People have been telling me for years I need to not work so hard. I guess working 10 hours plus a day, 7 days a week for 6 years with no vacations may be a bit much, for sure. But when it comes to making your living as an artist, you need to work harder, longer to make a successful go of it. If you’re really lucky, you have a partner with a normal job, and can not work yourself to a frazzled nubbin.
This year was my breaking point. My poor old body has begun to break down. The mind is still willing to do it but my body says “give me a break”. For the first time I’m backing out of a show. Just can’t muster up the strength to do it. I feel like a piker, but I’m 58 years old, dammit, and I just don’t have the energy and physical capabilities I used to have.
My goal now is to get my health back on track. What is the point of vocationally doing what you want with your life, if you can’t do anything enjoyable after your work day is finished? I need to find a way to work smarter. Of course this is the quest of most working artists…people want art in their lives, but unfortunately the days when the public bought art and fine craft at a riotously brisk rate are long gone. It gets harder and harder to make ends meet. And if you don’t work very very hard to produce a lot of stuff you don’t wind up with a successful year.
Lastly, I would like to give public thanks to my partner, Richard Aerni. He consistently pats me on the head when I do well, and pats me on the back when I don’t.
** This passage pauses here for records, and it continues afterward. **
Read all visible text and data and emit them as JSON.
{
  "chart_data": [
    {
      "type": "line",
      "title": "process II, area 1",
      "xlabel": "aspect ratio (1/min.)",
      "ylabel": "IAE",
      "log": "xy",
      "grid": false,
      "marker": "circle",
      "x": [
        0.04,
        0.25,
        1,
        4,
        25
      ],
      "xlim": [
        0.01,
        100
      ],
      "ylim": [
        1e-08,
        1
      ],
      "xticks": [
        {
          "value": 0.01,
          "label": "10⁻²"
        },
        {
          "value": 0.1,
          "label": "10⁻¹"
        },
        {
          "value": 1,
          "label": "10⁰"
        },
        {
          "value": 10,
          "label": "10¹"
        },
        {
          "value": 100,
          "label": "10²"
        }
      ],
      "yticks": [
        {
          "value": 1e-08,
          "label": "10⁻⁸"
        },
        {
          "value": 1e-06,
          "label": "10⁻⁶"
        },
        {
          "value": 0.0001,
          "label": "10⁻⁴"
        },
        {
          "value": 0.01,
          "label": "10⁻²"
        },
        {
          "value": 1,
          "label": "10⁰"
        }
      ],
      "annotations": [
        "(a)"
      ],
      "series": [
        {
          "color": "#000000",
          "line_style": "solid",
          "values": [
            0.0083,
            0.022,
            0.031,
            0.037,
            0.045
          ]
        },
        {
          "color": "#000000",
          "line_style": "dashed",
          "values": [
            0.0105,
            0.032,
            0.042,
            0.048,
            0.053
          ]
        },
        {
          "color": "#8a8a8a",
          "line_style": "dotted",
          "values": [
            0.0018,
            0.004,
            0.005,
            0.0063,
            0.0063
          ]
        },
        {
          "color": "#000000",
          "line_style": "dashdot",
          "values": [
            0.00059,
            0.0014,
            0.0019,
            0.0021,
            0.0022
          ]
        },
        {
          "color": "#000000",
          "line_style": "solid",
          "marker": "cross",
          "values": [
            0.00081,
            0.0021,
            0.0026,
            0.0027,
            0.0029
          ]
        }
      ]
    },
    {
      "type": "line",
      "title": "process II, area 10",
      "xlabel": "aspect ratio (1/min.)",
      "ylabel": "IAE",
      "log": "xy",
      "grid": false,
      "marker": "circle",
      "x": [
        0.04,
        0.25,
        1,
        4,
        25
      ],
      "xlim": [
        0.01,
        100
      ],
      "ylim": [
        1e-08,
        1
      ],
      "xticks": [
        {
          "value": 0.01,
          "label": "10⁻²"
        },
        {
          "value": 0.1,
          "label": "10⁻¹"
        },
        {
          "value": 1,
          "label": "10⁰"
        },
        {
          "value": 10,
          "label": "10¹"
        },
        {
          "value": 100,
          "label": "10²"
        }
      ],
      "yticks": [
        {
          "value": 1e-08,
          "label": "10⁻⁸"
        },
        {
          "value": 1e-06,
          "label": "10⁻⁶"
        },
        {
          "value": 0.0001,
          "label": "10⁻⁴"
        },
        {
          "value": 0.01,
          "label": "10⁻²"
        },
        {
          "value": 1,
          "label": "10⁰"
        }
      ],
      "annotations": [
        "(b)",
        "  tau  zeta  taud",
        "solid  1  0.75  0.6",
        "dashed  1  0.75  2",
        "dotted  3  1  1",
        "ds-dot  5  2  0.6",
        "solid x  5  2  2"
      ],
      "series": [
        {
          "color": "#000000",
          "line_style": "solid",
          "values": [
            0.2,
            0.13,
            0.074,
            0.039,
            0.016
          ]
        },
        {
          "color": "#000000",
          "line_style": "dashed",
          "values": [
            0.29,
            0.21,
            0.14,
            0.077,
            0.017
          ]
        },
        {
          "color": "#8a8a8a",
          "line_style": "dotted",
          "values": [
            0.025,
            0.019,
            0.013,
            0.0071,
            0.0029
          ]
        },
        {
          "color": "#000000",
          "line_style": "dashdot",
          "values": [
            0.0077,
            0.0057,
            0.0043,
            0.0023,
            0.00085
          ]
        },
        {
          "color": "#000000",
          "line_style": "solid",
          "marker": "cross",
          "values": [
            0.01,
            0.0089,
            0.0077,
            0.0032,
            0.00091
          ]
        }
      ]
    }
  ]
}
He cooks healthy meals for me, and rubs my sore back at the end of a long day. He give me advice about how to improve my glazes, how to market my work, and yes, tells me not to work so hard (funny words coming from the hardest working person I know). He handles my various and sundry quirks with aplomb, gets me settled down when I’m in an uproar, and is basically the best friend I’ve ever had. He’s a good man.
This year is almost at a close, and I need to start planning for the next years show season. I will try to do it in a way that will provide some recovery time. For all of you working artists out there who walk the same road: Kudos to you all! We all work extremely hard for not much return because we are compelled to do what we do. I have enormous admiration for you all, and hope you are managing to take the time to smell the roses. I know I’m going to try to do the same.